第五章
“坟”堪称是乡土世界的重要景观,也是废名所酷爱的一个意象。废名的小说
《桥》以及散文创作中多次写到“坟”,写到六朝庾信的那句“霜随柳白,月逐坟
圆”,称“中国难得有第二人这么写”,并认为杜甫歌咏王昭君的那首“独留青冢
向黄昏”大约也是从庾信这里学来的,却没有庾信写得自然。
《桥》中的一段文字即反映了废名对乡间这一寻常景致情有独钟:小林又看坟。
谁能平白的砌出这样的花台呢?“死”是人生最好的装饰。
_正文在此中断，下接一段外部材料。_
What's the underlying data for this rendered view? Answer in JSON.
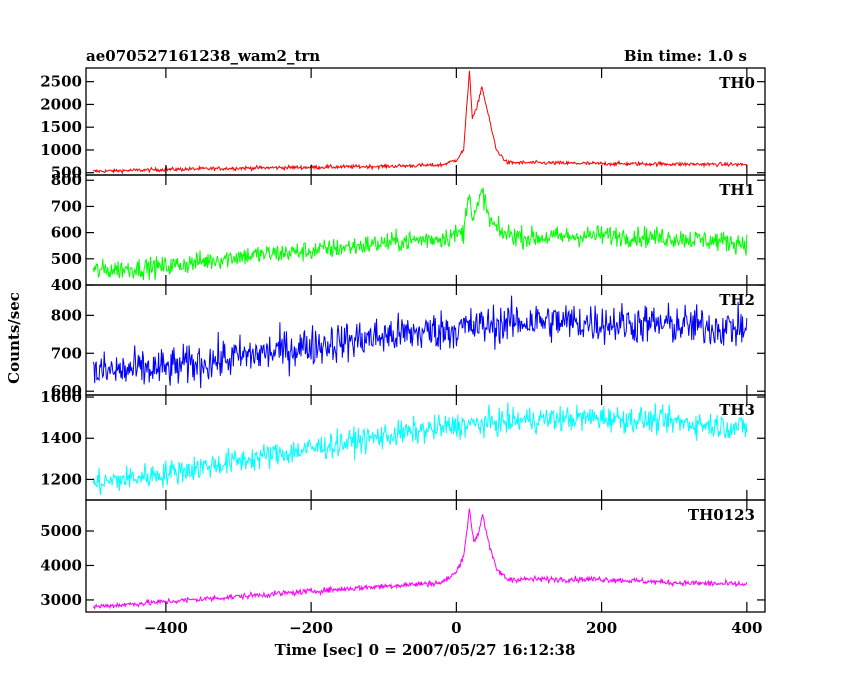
{
  "header": {
    "title": "ae070527161238_wam2_trn",
    "bin_time": "Bin time: 1.0 s"
  },
  "axes": {
    "xlabel": "Time [sec] 0 = 2007/05/27 16:12:38",
    "ylabel": "Counts/sec"
  },
  "chart_data": {
    "type": "line",
    "title": "ae070527161238_wam2_trn",
    "subtitle": "Bin time: 1.0 s",
    "xlabel": "Time [sec] 0 = 2007/05/27 16:12:38",
    "ylabel": "Counts/sec",
    "xlim": [
      -510,
      425
    ],
    "x_ticks": [
      -400,
      -200,
      0,
      200,
      400
    ],
    "x_range_data": [
      -500,
      400
    ],
    "bin_seconds": 1.0,
    "panels": [
      {
        "name": "TH0",
        "color": "#ff0000",
        "ylim": [
          450,
          2800
        ],
        "y_ticks": [
          500,
          1000,
          1500,
          2000,
          2500
        ],
        "x": [
          -500,
          -400,
          -300,
          -200,
          -100,
          -20,
          0,
          10,
          18,
          22,
          28,
          35,
          45,
          55,
          70,
          100,
          200,
          300,
          400
        ],
        "values": [
          530,
          570,
          600,
          620,
          640,
          670,
          780,
          1000,
          2750,
          1700,
          1900,
          2400,
          1700,
          1000,
          720,
          720,
          700,
          690,
          680
        ],
        "noise": 30
      },
      {
        "name": "TH1",
        "color": "#00ff00",
        "ylim": [
          400,
          820
        ],
        "y_ticks": [
          400,
          500,
          600,
          700,
          800
        ],
        "x": [
          -500,
          -400,
          -300,
          -200,
          -100,
          -20,
          10,
          18,
          22,
          30,
          36,
          45,
          60,
          100,
          200,
          300,
          400
        ],
        "values": [
          455,
          470,
          510,
          530,
          560,
          580,
          600,
          780,
          640,
          700,
          760,
          650,
          600,
          580,
          590,
          580,
          560
        ],
        "noise": 28
      },
      {
        "name": "TH2",
        "color": "#0000ff",
        "ylim": [
          590,
          880
        ],
        "y_ticks": [
          600,
          700,
          800
        ],
        "x": [
          -500,
          -400,
          -300,
          -200,
          -100,
          0,
          100,
          200,
          300,
          400
        ],
        "values": [
          650,
          660,
          690,
          720,
          745,
          765,
          785,
          780,
          775,
          765
        ],
        "noise": 38
      },
      {
        "name": "TH3",
        "color": "#00ffff",
        "ylim": [
          1100,
          1610
        ],
        "y_ticks": [
          1200,
          1400,
          1600
        ],
        "x": [
          -500,
          -400,
          -300,
          -200,
          -100,
          0,
          100,
          200,
          300,
          400
        ],
        "values": [
          1180,
          1230,
          1290,
          1350,
          1410,
          1460,
          1490,
          1500,
          1480,
          1450
        ],
        "noise": 45
      },
      {
        "name": "TH0123",
        "color": "#ff00ff",
        "ylim": [
          2650,
          5900
        ],
        "y_ticks": [
          3000,
          4000,
          5000
        ],
        "x": [
          -500,
          -400,
          -300,
          -200,
          -100,
          -20,
          0,
          10,
          18,
          24,
          30,
          36,
          45,
          55,
          70,
          100,
          200,
          300,
          400
        ],
        "values": [
          2800,
          2950,
          3100,
          3250,
          3400,
          3500,
          3800,
          4300,
          5600,
          4700,
          4900,
          5500,
          4600,
          3900,
          3600,
          3600,
          3600,
          3500,
          3450
        ],
        "noise": 60
      }
    ],
    "grid": false,
    "legend": "panel labels top-right"
  }
}
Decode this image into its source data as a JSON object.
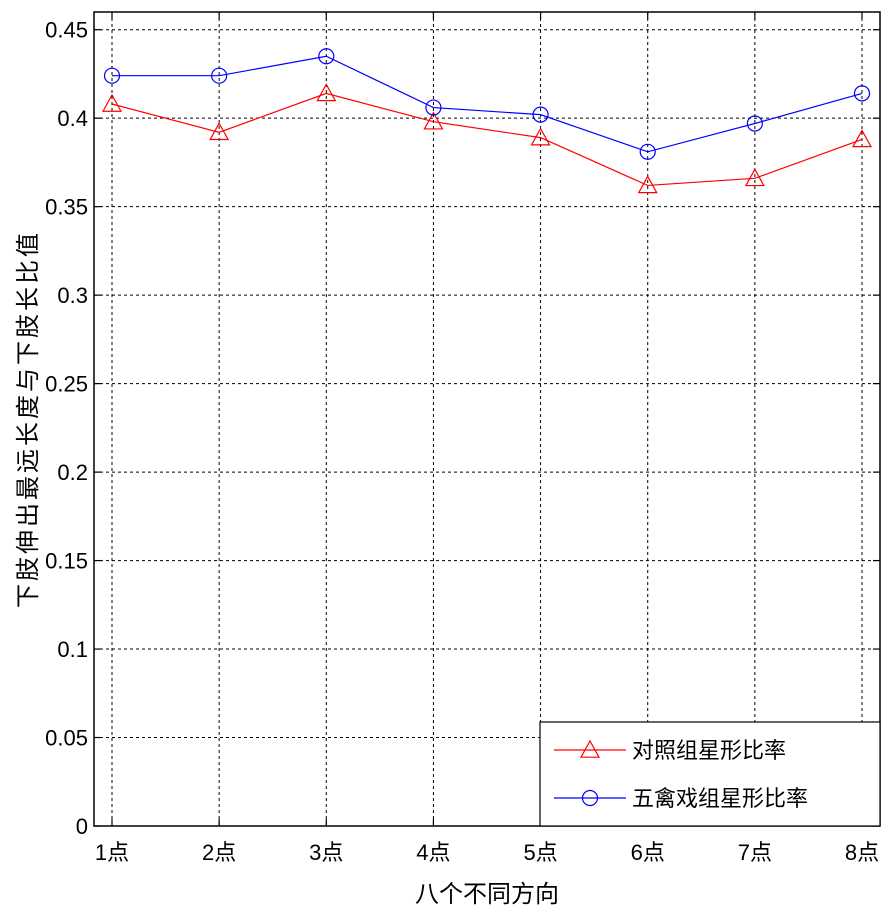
{
  "chart_data": {
    "type": "line",
    "title": "",
    "xlabel": "八个不同方向",
    "ylabel": "下肢伸出最远长度与下肢长比值",
    "categories": [
      "1点",
      "2点",
      "3点",
      "4点",
      "5点",
      "6点",
      "7点",
      "8点"
    ],
    "ylim": [
      0,
      0.46
    ],
    "yticks": [
      0,
      0.05,
      0.1,
      0.15,
      0.2,
      0.25,
      0.3,
      0.35,
      0.4,
      0.45
    ],
    "ytick_labels": [
      "0",
      "0.05",
      "0.1",
      "0.15",
      "0.2",
      "0.25",
      "0.3",
      "0.35",
      "0.4",
      "0.45"
    ],
    "grid": true,
    "legend_position": "bottom-right",
    "series": [
      {
        "name": "对照组星形比率",
        "color": "#ff0000",
        "marker": "triangle",
        "values": [
          0.408,
          0.392,
          0.414,
          0.398,
          0.389,
          0.362,
          0.366,
          0.388
        ]
      },
      {
        "name": "五禽戏组星形比率",
        "color": "#0000ff",
        "marker": "circle",
        "values": [
          0.424,
          0.424,
          0.435,
          0.406,
          0.402,
          0.381,
          0.397,
          0.414
        ]
      }
    ]
  }
}
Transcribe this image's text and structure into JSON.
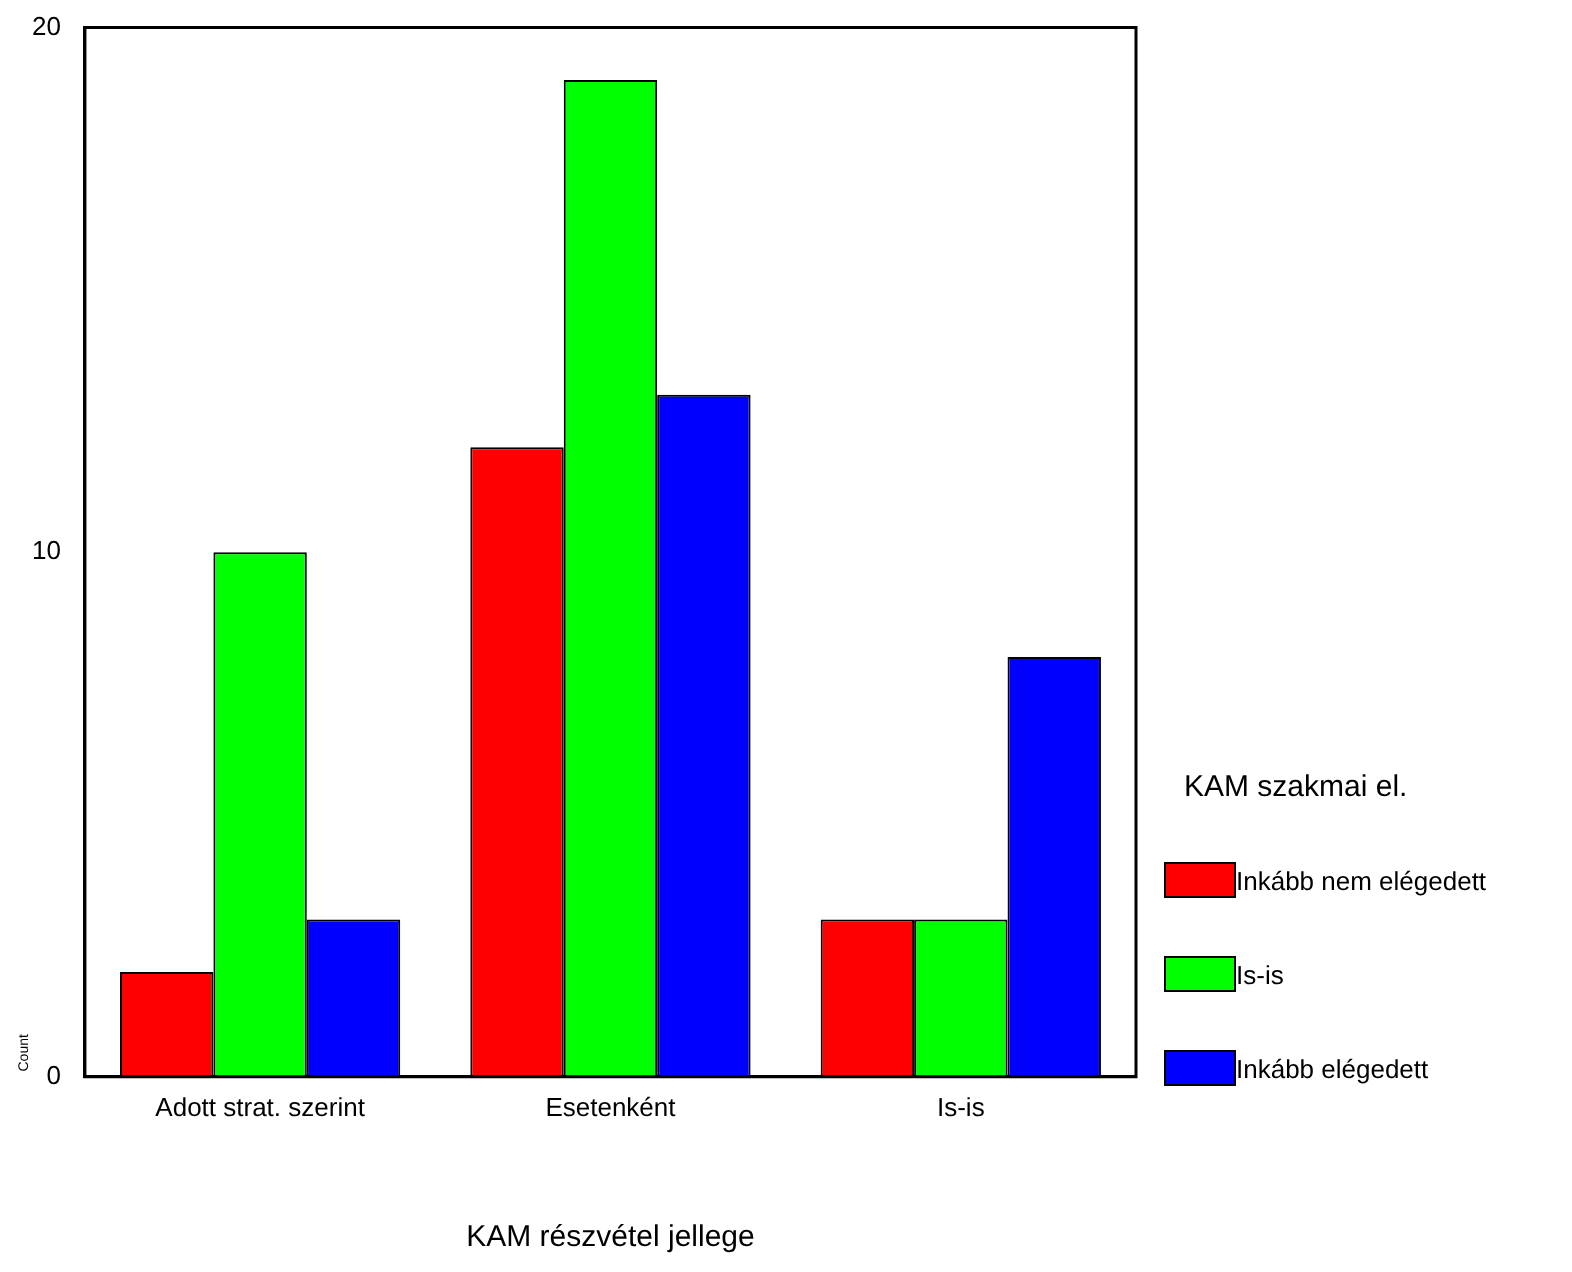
{
  "chart_data": {
    "type": "bar",
    "xlabel": "KAM részvétel jellege",
    "ylabel": "Count",
    "legend_title": "KAM szakmai el.",
    "categories": [
      "Adott strat. szerint",
      "Esetenként",
      "Is-is"
    ],
    "series": [
      {
        "name": "Inkább nem elégedett",
        "color": "#ff0000",
        "values": [
          2,
          12,
          3
        ]
      },
      {
        "name": "Is-is",
        "color": "#00ff00",
        "values": [
          10,
          19,
          3
        ]
      },
      {
        "name": "Inkább elégedett",
        "color": "#0000ff",
        "values": [
          3,
          13,
          8
        ]
      }
    ],
    "ylim": [
      0,
      20
    ],
    "yticks": [
      0,
      10,
      20
    ],
    "grid": false,
    "legend": "right"
  }
}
不但此也,地面没
有坟,我儿时的生活简直要成了一大块空白,我记得我非常喜欢上到坟头上玩。我
没有登过几多的高山,坟对于我确同山一样是大地的景致。(《清明》)
《桥》的《钥匙》一章也集中写到了这“大地的景致”:“前面到了一个好所
在,在他们去路的右旁,草岸展开一坟地,大概是古坟一丘,芋芊绿绿,无墓碑,
临水一棵古柳。”小林继而把他的思想比作一座坟,“觉得是一个很美的诗情”。
这里的“坟”已超离了乡间一个平常的土丘,而关涉着生死,是人生的装饰与大地
的点缀,是诗情的负荷体,正像海德格尔赋予凡·高的画《农民鞋》以某种诗性一
样。海德格尔认为一双被穿得破旧了的农民鞋最能反映人诗意地栖息在大地上的本
质。在它的上面凝聚着人类的劳作,凝聚着人与物、人与土地的联系。农民穿着这
双鞋在土地里劳动,在大地上行走,终于踏出了一条“田野里的小径”,从而象征
了人类在无意义的自然世界留下了自己的痕迹,创造出不同于自然的东西,这就是
意义,也就是人类和生命中的诗性。
“坟”的意象或许正是一个把现实和已逝的生命记忆结合在一起的典型意象,
因此,“坟”在处理人类的文化记忆以及人与生活世界的历史性方面是非常重要的
符码。福柯曾经考察过西方的墓园,认为墓园在西方是有别于一般文化空间的地点。
“直到18世纪末叶,墓园都一直被安置在城市的中心,紧临教堂”,但“从19世纪
初叶起,墓园开始被放置在城市边界之外……病魔的主题经由墓园和传染病而散播,
持续到19世纪末叶。因而19世纪人们开始把墓园移到郊区。此时,墓园不再是城市
神圣和不朽的中心,而变成了‘另一种城市’,在此每一个家庭拥有它晦暗的长眠
处所”。这就是西方墓园所经历的“一个重大的转变”(参见福柯:《不同空间的
正文与上下文》,包亚明主编:《后现代性与地理学的政治》,第24页,上海教育
出版社,2001年)。但在中国,“坟”的意象有所不同。典型的中国的坟尚不在城
市中的公墓,而是乡野中的坟墓。按废名的说法,“坟”同山一样是大地的景致。
一座坟提示给你的,就是这个地方的现实生存与祖先与过去的一种维系,从而让这
个地方具有了历史感。中国的坟就在人间,它是乡土生活世界的重要组成部分。